The Dungeon Master's Screen

Over the years I have seen plenty of argument for and against them. I have used a DM screen since my earliest game sessions in 1983. Back then when playing AD&D, it was originally so I could easily reference the attack matrices. But as I started to grow as a storyteller the screen began to add a sense of mystery to the table. In those earlier days I often would spend hours drawing NPCs, locations, and treasures. I wanted everyone at the table to have a unified vision of certain things. Being able to spread them out behind my screens before the big reveal was very helpful.

The sense of the unknown that the DM screen provided just became part our table sessions. Fast forward to 2016, and I still use a screen but not in the traditional sense any longer. Now I use it to hold tokens, conceal enemy miniatures, and keep handouts at the ready. Sure we are all adults, but that simple barrier helps to make sure surprises are not spoiled. My screen also serves as a tool to display my initiative tracker, which are simply close-line pins with all the player names on them. Having it elevated and in plain view helps to speed combat along and put players on notice when it’s their turn.
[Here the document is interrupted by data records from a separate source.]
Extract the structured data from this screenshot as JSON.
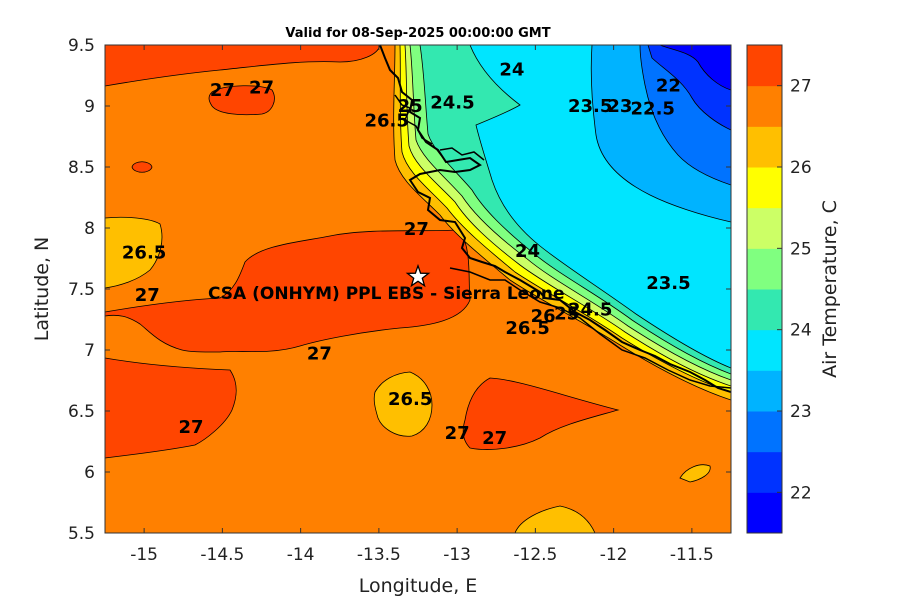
{
  "chart_data": {
    "type": "contour-map",
    "title": "Valid for 08-Sep-2025 00:00:00 GMT",
    "xlabel": "Longitude, E",
    "ylabel": "Latitude, N",
    "xlim": [
      -15.25,
      -11.25
    ],
    "ylim": [
      5.5,
      9.5
    ],
    "x_ticks": [
      -15,
      -14.5,
      -14,
      -13.5,
      -13,
      -12.5,
      -12,
      -11.5
    ],
    "x_tick_labels": [
      "-15",
      "-14.5",
      "-14",
      "-13.5",
      "-13",
      "-12.5",
      "-12",
      "-11.5"
    ],
    "y_ticks": [
      5.5,
      6,
      6.5,
      7,
      7.5,
      8,
      8.5,
      9,
      9.5
    ],
    "y_tick_labels": [
      "5.5",
      "6",
      "6.5",
      "7",
      "7.5",
      "8",
      "8.5",
      "9",
      "9.5"
    ],
    "colorbar": {
      "label": "Air Temperature, C",
      "range": [
        21.5,
        27.5
      ],
      "step": 0.5,
      "tick_values": [
        22,
        23,
        24,
        25,
        26,
        27
      ],
      "tick_labels": [
        "22",
        "23",
        "24",
        "25",
        "26",
        "27"
      ],
      "colors": [
        "#0000ff",
        "#0033ff",
        "#0073ff",
        "#00b3ff",
        "#00e5ff",
        "#33e8b0",
        "#80ff80",
        "#ccff66",
        "#ffff00",
        "#ffbf00",
        "#ff8000",
        "#ff4500"
      ]
    },
    "site": {
      "label": "CSA (ONHYM) PPL EBS - Sierra Leone",
      "lon": -13.25,
      "lat": 7.6,
      "marker": "white star"
    },
    "contour_labels": [
      {
        "text": "27",
        "lon": -14.5,
        "lat": 9.13
      },
      {
        "text": "27",
        "lon": -14.25,
        "lat": 9.15
      },
      {
        "text": "24",
        "lon": -12.65,
        "lat": 9.3
      },
      {
        "text": "26.5",
        "lon": -13.45,
        "lat": 8.88
      },
      {
        "text": "25",
        "lon": -13.3,
        "lat": 9.0
      },
      {
        "text": "24.5",
        "lon": -13.03,
        "lat": 9.03
      },
      {
        "text": "23.5",
        "lon": -12.15,
        "lat": 9.0
      },
      {
        "text": "23",
        "lon": -11.96,
        "lat": 9.0
      },
      {
        "text": "22.5",
        "lon": -11.75,
        "lat": 8.98
      },
      {
        "text": "22",
        "lon": -11.65,
        "lat": 9.17
      },
      {
        "text": "26.5",
        "lon": -15.0,
        "lat": 7.8
      },
      {
        "text": "27",
        "lon": -13.26,
        "lat": 7.99
      },
      {
        "text": "27",
        "lon": -14.98,
        "lat": 7.45
      },
      {
        "text": "24",
        "lon": -12.55,
        "lat": 7.81
      },
      {
        "text": "23.5",
        "lon": -11.65,
        "lat": 7.55
      },
      {
        "text": "24.5",
        "lon": -12.15,
        "lat": 7.33
      },
      {
        "text": "25",
        "lon": -12.3,
        "lat": 7.3
      },
      {
        "text": "26",
        "lon": -12.45,
        "lat": 7.28
      },
      {
        "text": "26.5",
        "lon": -12.55,
        "lat": 7.18
      },
      {
        "text": "27",
        "lon": -13.88,
        "lat": 6.97
      },
      {
        "text": "26.5",
        "lon": -13.3,
        "lat": 6.6
      },
      {
        "text": "27",
        "lon": -14.7,
        "lat": 6.37
      },
      {
        "text": "27",
        "lon": -13.0,
        "lat": 6.32
      },
      {
        "text": "27",
        "lon": -12.76,
        "lat": 6.28
      }
    ]
  }
}
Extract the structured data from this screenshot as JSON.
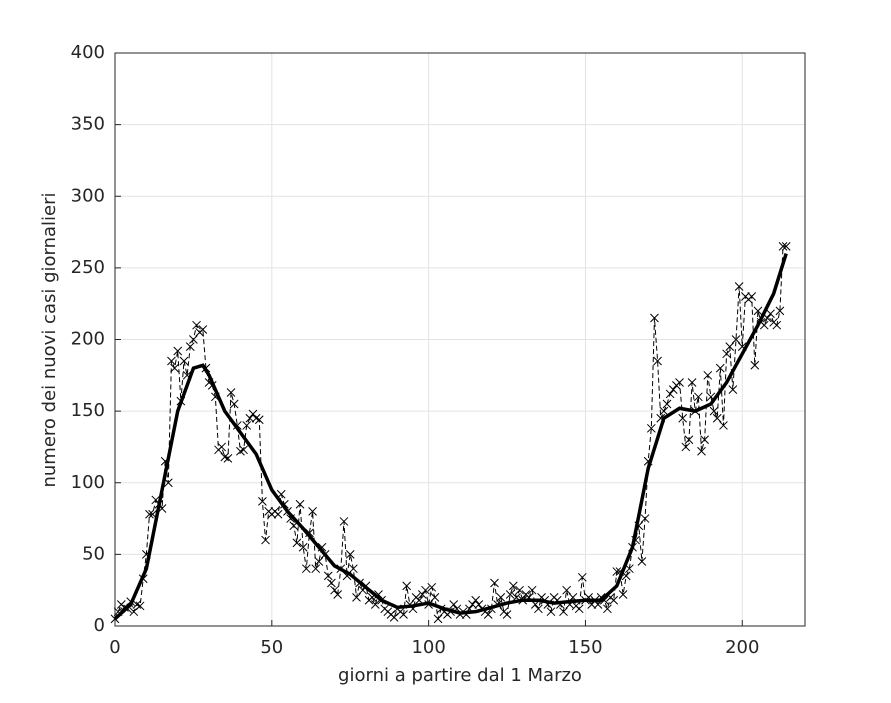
{
  "chart_data": {
    "type": "line",
    "xlabel": "giorni a partire dal 1 Marzo",
    "ylabel": "numero dei nuovi casi giornalieri",
    "xlim": [
      0,
      220
    ],
    "xticks": [
      0,
      50,
      100,
      150,
      200
    ],
    "ylim": [
      0,
      400
    ],
    "yticks": [
      0,
      50,
      100,
      150,
      200,
      250,
      300,
      350,
      400
    ],
    "grid": true,
    "series": [
      {
        "color": "#000000",
        "dashed": true,
        "marker": "x",
        "x": [
          0,
          1,
          2,
          3,
          4,
          5,
          6,
          7,
          8,
          9,
          10,
          11,
          12,
          13,
          14,
          15,
          16,
          17,
          18,
          19,
          20,
          21,
          22,
          23,
          24,
          25,
          26,
          27,
          28,
          29,
          30,
          31,
          32,
          33,
          34,
          35,
          36,
          37,
          38,
          39,
          40,
          41,
          42,
          43,
          44,
          45,
          46,
          47,
          48,
          49,
          50,
          51,
          52,
          53,
          54,
          55,
          56,
          57,
          58,
          59,
          60,
          61,
          62,
          63,
          64,
          65,
          66,
          67,
          68,
          69,
          70,
          71,
          72,
          73,
          74,
          75,
          76,
          77,
          78,
          79,
          80,
          81,
          82,
          83,
          84,
          85,
          86,
          87,
          88,
          89,
          90,
          91,
          92,
          93,
          94,
          95,
          96,
          97,
          98,
          99,
          100,
          101,
          102,
          103,
          104,
          105,
          106,
          107,
          108,
          109,
          110,
          111,
          112,
          113,
          114,
          115,
          116,
          117,
          118,
          119,
          120,
          121,
          122,
          123,
          124,
          125,
          126,
          127,
          128,
          129,
          130,
          131,
          132,
          133,
          134,
          135,
          136,
          137,
          138,
          139,
          140,
          141,
          142,
          143,
          144,
          145,
          146,
          147,
          148,
          149,
          150,
          151,
          152,
          153,
          154,
          155,
          156,
          157,
          158,
          159,
          160,
          161,
          162,
          163,
          164,
          165,
          166,
          167,
          168,
          169,
          170,
          171,
          172,
          173,
          174,
          175,
          176,
          177,
          178,
          179,
          180,
          181,
          182,
          183,
          184,
          185,
          186,
          187,
          188,
          189,
          190,
          191,
          192,
          193,
          194,
          195,
          196,
          197,
          198,
          199,
          200,
          201,
          202,
          203,
          204,
          205,
          206,
          207,
          208,
          209,
          210,
          211,
          212,
          213,
          214
        ],
        "values": [
          5,
          10,
          15,
          13,
          12,
          17,
          10,
          15,
          14,
          33,
          50,
          78,
          78,
          88,
          85,
          82,
          115,
          100,
          185,
          180,
          192,
          157,
          185,
          175,
          195,
          200,
          210,
          205,
          207,
          180,
          170,
          168,
          160,
          123,
          125,
          118,
          117,
          163,
          155,
          140,
          122,
          123,
          140,
          145,
          148,
          145,
          144,
          87,
          60,
          80,
          78,
          80,
          78,
          92,
          85,
          80,
          75,
          70,
          58,
          85,
          55,
          40,
          65,
          80,
          40,
          45,
          55,
          50,
          35,
          30,
          25,
          22,
          40,
          73,
          35,
          50,
          40,
          20,
          30,
          25,
          28,
          18,
          20,
          15,
          22,
          18,
          12,
          10,
          8,
          6,
          12,
          10,
          8,
          28,
          15,
          12,
          20,
          18,
          22,
          25,
          15,
          27,
          20,
          5,
          12,
          10,
          8,
          10,
          15,
          12,
          8,
          10,
          8,
          12,
          15,
          18,
          15,
          12,
          10,
          8,
          12,
          30,
          15,
          20,
          10,
          8,
          22,
          28,
          20,
          25,
          18,
          22,
          20,
          25,
          15,
          12,
          20,
          18,
          15,
          10,
          20,
          18,
          15,
          10,
          25,
          15,
          20,
          14,
          12,
          34,
          18,
          20,
          15,
          18,
          15,
          20,
          18,
          12,
          20,
          18,
          38,
          38,
          22,
          35,
          40,
          55,
          60,
          70,
          45,
          75,
          115,
          138,
          215,
          185,
          145,
          150,
          155,
          162,
          165,
          168,
          170,
          145,
          125,
          130,
          170,
          150,
          160,
          122,
          130,
          175,
          160,
          150,
          145,
          180,
          140,
          190,
          195,
          165,
          200,
          237,
          195,
          230,
          228,
          230,
          182,
          220,
          212,
          210,
          215,
          218,
          212,
          210,
          220,
          265,
          265
        ]
      },
      {
        "color": "#000000",
        "dashed": false,
        "x": [
          0,
          5,
          10,
          15,
          20,
          25,
          28,
          30,
          35,
          40,
          45,
          50,
          55,
          60,
          65,
          70,
          75,
          80,
          85,
          90,
          95,
          100,
          105,
          110,
          115,
          120,
          125,
          130,
          135,
          140,
          145,
          150,
          155,
          160,
          165,
          170,
          175,
          180,
          185,
          190,
          195,
          200,
          205,
          210,
          214
        ],
        "values": [
          5,
          15,
          40,
          95,
          150,
          180,
          182,
          175,
          150,
          135,
          120,
          95,
          80,
          68,
          55,
          42,
          36,
          27,
          18,
          13,
          14,
          16,
          12,
          9,
          10,
          13,
          16,
          18,
          18,
          16,
          17,
          18,
          18,
          28,
          55,
          110,
          145,
          152,
          150,
          155,
          170,
          190,
          210,
          232,
          260
        ]
      }
    ]
  }
}
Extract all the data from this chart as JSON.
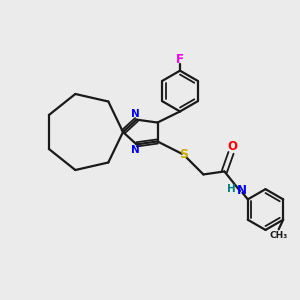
{
  "background_color": "#ebebeb",
  "bond_color": "#1a1a1a",
  "N_color": "#0000ff",
  "S_color": "#ccaa00",
  "O_color": "#ff0000",
  "F_color": "#ee00ee",
  "H_color": "#008080",
  "figsize": [
    3.0,
    3.0
  ],
  "dpi": 100,
  "xlim": [
    0,
    10
  ],
  "ylim": [
    0,
    10
  ]
}
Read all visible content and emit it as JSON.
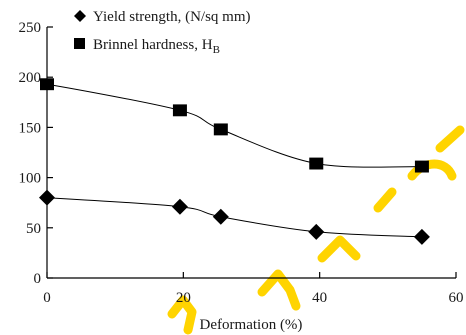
{
  "chart_data": {
    "type": "line",
    "title": "",
    "xlabel": "Deformation (%)",
    "ylabel": "",
    "xlim": [
      0,
      60
    ],
    "ylim": [
      0,
      250
    ],
    "xticks": [
      0,
      20,
      40,
      60
    ],
    "yticks": [
      0,
      50,
      100,
      150,
      200,
      250
    ],
    "grid": false,
    "legend_position": "top-left",
    "series": [
      {
        "name": "Yield strength, (N/sq mm)",
        "marker": "diamond",
        "x": [
          0,
          19.5,
          25.5,
          39.5,
          55
        ],
        "y": [
          80,
          71,
          61,
          46,
          41
        ]
      },
      {
        "name": "Brinnel hardness, H",
        "name_subscript": "B",
        "marker": "square",
        "x": [
          0,
          19.5,
          25.5,
          39.5,
          55
        ],
        "y": [
          193,
          167,
          148,
          114,
          111
        ]
      }
    ]
  }
}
The argument against using a DM screen as I do, or for reference, always involves dice. Some DM’s prefer being completely transparent by rolling everything in the open. My own style is to roll the majority of the time behind the screen. Then for the big moments I roll in plain view to create tension and get everyone on their feet.

Another concern often voiced is not using a screen prevents temptation for a DM to fudge a die roll. At the end of the day, role-playing games are a social activity designed to create a fun experience together. The dice can be cruel masters and the players suffer them every time they roll already. No DM should be ashamed to occasionally fudge if it moves the story forward in a positive way. Sometimes the dice are there just to make noise. If the players don’t trust the DM to play fairly then perhaps they should consider other options.


The other argument is that anything which separates the DM from the players is detrimental for the game. Three decades and thousands of hours at the table later, I cannot agree with that statement. Never once has a player pulled me aside and said, “Hey…umm…that screen makes this experience feel more adversarial and less collaborative.” That being said, I respect the style choices of other Dungeon Masters, even if I don’t agree with them.

Now in terms of gear, I use a Dungeon Master’s Keep, originally purchased from Gale Force 9. I find the visual of a castle at the table adds several levels of badassery to the environment. The dice tower allows the DM to easily roll dice onto the player’s side of the table. I’m not sure of its availability any longer, but Fat Dragon Games currently makes a cool paper cut version. I recently ordered the Curse of Strahd DM screen even though its usefulness may be limited. I will probably use it specifically for those sessions just for unique campaign atmosphere.

For game conventions I usually go full DIY and clip together several three ring binders. The portability and cost effectiveness of this method is excellent. Plus being able to customize the art with your own inserts makes it easy to switch from a fantasy game to a sci-fi game in literally seconds. This 2012 video, by Jeremy Tully, shows exactly how to assemble your own DIY screen. Check it out; every screen using DM should have one in their convention pack.

So what type of screen do you use? Also does anyone have any fun stories involving their DM screen? I had a player once who became a legend for tossing dice when they repeatedly rolled a one. During one particular incident, it ricocheted off the wall and into my screen. Since that day I always tell players my screen is an ablative dice barrier!